27/11 - Epílogo

A viagem até o aeroporto custou, em vez de 4 yuans mais 50 pro maglev, 7 yuans pelo trecho todo de metrô convencional até lá. Achamos uma boa economia, ao custo de não poder tirar uma foto na frente de um trem, que ficaria esquecida para sempre lá num HD, como ficam todas as outras fotos de todas as outras viagens. Diz muito deste cacoete de apontar sempre para a frente que é um dos sintomas da doença da vida. Se nem eu mesmo retorno às fotos que tirei, às bobagens que escrevi, aos discos que gravei, por que alguma outra pessoa o faria, ocupada demais que está em também negligenciar seu passado para construir um futuro que será posteriormente negligenciado? E se cada vez mais todos produzimos para olhos e ouvidos inexistentes, que diferença faz produzir, afinal?

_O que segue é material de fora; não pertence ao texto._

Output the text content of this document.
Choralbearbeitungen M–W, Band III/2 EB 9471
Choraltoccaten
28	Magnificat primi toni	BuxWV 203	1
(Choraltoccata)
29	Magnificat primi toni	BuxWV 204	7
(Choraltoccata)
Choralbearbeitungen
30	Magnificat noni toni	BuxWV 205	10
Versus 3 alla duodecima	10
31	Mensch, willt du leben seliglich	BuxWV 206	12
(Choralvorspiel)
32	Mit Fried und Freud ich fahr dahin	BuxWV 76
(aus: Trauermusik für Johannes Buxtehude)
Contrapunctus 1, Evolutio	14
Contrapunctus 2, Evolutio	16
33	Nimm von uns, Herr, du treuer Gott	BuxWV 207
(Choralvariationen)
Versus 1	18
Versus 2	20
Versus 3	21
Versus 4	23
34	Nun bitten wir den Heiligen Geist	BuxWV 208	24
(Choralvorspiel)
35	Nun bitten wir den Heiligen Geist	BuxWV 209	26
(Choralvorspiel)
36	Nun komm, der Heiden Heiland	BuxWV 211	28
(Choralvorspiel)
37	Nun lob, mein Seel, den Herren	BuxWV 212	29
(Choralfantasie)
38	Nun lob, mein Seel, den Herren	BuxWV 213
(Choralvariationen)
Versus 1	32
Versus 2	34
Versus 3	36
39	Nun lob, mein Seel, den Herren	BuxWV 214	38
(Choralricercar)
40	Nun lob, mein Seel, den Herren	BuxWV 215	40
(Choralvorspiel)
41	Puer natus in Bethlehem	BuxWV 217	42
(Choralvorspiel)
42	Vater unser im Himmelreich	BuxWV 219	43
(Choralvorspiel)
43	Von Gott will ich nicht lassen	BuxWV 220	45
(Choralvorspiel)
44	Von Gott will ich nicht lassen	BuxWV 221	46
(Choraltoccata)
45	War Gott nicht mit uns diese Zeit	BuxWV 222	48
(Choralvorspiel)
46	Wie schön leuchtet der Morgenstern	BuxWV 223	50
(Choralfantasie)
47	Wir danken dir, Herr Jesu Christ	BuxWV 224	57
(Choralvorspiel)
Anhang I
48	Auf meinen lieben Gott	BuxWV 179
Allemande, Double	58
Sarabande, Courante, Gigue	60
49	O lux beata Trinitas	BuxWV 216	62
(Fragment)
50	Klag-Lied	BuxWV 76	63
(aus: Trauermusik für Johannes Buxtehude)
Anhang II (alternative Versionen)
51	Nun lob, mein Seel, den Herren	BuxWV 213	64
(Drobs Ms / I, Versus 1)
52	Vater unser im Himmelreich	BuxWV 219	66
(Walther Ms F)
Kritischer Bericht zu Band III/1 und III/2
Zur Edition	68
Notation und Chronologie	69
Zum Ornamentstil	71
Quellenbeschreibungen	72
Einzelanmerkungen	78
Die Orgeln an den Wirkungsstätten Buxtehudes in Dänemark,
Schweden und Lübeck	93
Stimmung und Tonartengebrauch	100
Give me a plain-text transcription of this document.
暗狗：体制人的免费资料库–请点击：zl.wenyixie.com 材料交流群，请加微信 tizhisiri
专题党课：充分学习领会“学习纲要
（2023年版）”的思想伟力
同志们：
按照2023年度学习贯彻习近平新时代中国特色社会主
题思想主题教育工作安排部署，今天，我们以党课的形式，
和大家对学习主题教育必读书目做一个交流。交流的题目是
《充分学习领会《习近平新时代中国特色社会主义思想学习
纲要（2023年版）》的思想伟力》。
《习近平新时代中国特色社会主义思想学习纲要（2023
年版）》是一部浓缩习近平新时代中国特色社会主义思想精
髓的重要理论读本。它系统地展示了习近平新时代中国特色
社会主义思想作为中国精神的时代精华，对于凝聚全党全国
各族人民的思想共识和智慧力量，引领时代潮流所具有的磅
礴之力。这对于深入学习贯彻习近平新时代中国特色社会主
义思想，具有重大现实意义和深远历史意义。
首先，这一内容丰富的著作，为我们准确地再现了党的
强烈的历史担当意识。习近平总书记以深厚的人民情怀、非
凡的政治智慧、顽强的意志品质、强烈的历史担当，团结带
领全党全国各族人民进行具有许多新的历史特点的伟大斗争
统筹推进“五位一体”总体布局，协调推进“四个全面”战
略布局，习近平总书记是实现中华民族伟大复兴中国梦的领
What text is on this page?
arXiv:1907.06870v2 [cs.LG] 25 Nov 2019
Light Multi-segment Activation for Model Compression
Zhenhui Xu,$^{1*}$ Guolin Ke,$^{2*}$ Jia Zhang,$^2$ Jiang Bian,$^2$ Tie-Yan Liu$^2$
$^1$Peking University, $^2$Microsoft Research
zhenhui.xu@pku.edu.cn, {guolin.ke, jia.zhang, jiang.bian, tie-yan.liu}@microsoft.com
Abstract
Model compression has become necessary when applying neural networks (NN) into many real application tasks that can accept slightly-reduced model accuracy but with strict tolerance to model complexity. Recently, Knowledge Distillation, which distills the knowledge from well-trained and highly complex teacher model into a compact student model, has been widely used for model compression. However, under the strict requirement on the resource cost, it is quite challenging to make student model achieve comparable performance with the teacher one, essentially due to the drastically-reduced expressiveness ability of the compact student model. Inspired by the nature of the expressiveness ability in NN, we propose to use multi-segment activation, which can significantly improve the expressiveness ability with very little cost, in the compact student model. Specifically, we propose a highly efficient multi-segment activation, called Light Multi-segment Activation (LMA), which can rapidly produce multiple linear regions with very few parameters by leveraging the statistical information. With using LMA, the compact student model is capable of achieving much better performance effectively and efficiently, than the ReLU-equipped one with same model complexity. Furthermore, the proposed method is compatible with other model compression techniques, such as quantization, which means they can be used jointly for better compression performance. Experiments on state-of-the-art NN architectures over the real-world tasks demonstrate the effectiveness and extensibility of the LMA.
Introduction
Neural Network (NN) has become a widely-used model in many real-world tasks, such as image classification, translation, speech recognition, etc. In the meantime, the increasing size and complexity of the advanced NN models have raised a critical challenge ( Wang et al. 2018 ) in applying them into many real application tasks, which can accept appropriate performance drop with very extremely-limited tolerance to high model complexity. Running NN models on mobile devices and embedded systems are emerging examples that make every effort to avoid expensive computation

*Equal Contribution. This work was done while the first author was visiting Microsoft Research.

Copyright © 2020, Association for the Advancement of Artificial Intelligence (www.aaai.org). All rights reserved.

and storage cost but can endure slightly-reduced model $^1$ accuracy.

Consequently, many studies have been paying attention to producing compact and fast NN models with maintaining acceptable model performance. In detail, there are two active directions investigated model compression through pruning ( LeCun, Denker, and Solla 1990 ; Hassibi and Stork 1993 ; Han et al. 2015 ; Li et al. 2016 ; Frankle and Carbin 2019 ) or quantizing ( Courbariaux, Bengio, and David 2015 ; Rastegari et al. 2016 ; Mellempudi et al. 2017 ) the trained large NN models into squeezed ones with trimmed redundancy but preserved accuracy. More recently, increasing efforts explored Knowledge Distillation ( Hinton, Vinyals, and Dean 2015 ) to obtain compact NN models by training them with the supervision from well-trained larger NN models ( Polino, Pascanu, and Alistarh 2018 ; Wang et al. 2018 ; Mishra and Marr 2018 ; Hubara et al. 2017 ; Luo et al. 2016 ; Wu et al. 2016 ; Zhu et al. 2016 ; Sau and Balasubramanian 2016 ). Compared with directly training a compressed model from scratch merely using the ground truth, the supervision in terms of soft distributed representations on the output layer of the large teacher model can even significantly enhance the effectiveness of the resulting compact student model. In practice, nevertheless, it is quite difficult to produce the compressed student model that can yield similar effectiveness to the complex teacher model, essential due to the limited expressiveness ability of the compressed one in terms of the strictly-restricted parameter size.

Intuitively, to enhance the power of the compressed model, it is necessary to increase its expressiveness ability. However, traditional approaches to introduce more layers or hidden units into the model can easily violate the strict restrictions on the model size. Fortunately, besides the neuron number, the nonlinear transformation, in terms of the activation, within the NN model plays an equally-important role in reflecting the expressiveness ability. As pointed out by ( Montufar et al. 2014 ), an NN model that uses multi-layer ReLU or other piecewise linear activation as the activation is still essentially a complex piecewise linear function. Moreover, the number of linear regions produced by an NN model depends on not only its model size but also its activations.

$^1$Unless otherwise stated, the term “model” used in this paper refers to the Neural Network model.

Dia vazio de acontecimentos, a menos que eu faça hoje a crïtica de cinema de todos os filmes que assisti. Coisa de 30 horas ou com a bunda sentada numa cadeira de avião ou em pé numa fila para embarcar no próximo voo. A viagem de ida  não foi tão sofrida, porque estava vindo para as férias, a aventura, a novidade. A volta deu bem mais no saco, por ser retorno ao calor, à mediocridade desta vidinha que vai cada vez mais cambaleando, envelhecendo e se inviabilizando, em vez de sendo vivida com vigor. É comum em finais de viagem eu me perceber devaneando com a próxima, e não foi diferente desta vez. Não seis meses depois de já de volta à rotina da vida cotidiana, mas ainda em plena vigência da viagem atual. Talvez por já estar finalmente cansando de tanto caminhar, e das demais dificuldades que não me poupei de descrever aqui, e dando trela a  fantasias nas quais as costas não doem, a maquininha de bilhete do metrô reconhece seu dinheiro, e quando você pede uma coca light, eles fazem ideia do que isto significa. Sinal desta insustentabilidade existencial, em que vivemos com a cabeça nas nuvens, mas com os corpos encharcados no esgoto.
Ao menos, às vezes a existência dá uma bobeada, deixa a piroca escapar de dentro da bunda da gente, e acaba nos oferecendo alguns efeitos colaterais estranhos. O voo de Xangai atrasou duplamente, na partida e no desembarque, levando à perda não só da conexão original de Londres para Madri, mas também do voo automaticamente reagendado. Eu, por um lado, entusiasmado com a possibilidade de não conseguir embarcar esta noite para São Paulo e ganhar um diazinho a mais de lambuja em Londres, fechar a viagem com um não-planejado musical no West End, por outro já assoberbado com o monte de compromissos e aporrinhações que me aguardam já  assim que botar o sovaco no calor pátrio. Cheguei a pesquisar, nenhum show disponível pra hoje, provavelmente por ser segunda, dãã... Mas, no final, conseguiram nos colocar num voo direto de Londres, sem passar por Madri, o que me permitiu passar por um terminal de embarque com uma loja de eletrônicos digna, onde consegui comprar, adivinhem, meu microfone! Que custou 90 libras, mais IOF, não sei se é fodão ou apenas um aparelho medíocre a mais, e certamente não tem o condão de melhorar a ruindade da voz de seu dono. Mas foi uma boa surpresa.
E assim acaba a festa. Saldo geral: é como numa suruba, em algum momento, mais cedo ou mesmo que mais tarde, vai rolar você fazer um beijo grego em algum marmanjo. O oriente precisava ser visitado, e sem dúvida rendeu um bom tanto de experiências e situações de mérito, mas não é um canto do mundo que eu pense em revisitar. A barreira da língua cobra um preço alto, o sistema de pagamento é muito confuso, e principalmente na esfera da China, mas não só nela, o clima de repressão é meio desagradável. Mas tá batido o cartão, e agora o mundo restante ficou ainda menor, a única viagem que ainda me dá vontade oficial de fazer é para o eixo Patagônia-Falklands-Galápagos. Com muuuita boa vontade, talvez Cuba. Depois disto, provavelmente o câncer ainda demorará demais para chegar, e não faço ideia de para onde continuar viajando. Mas, se viajar, vai ter blog.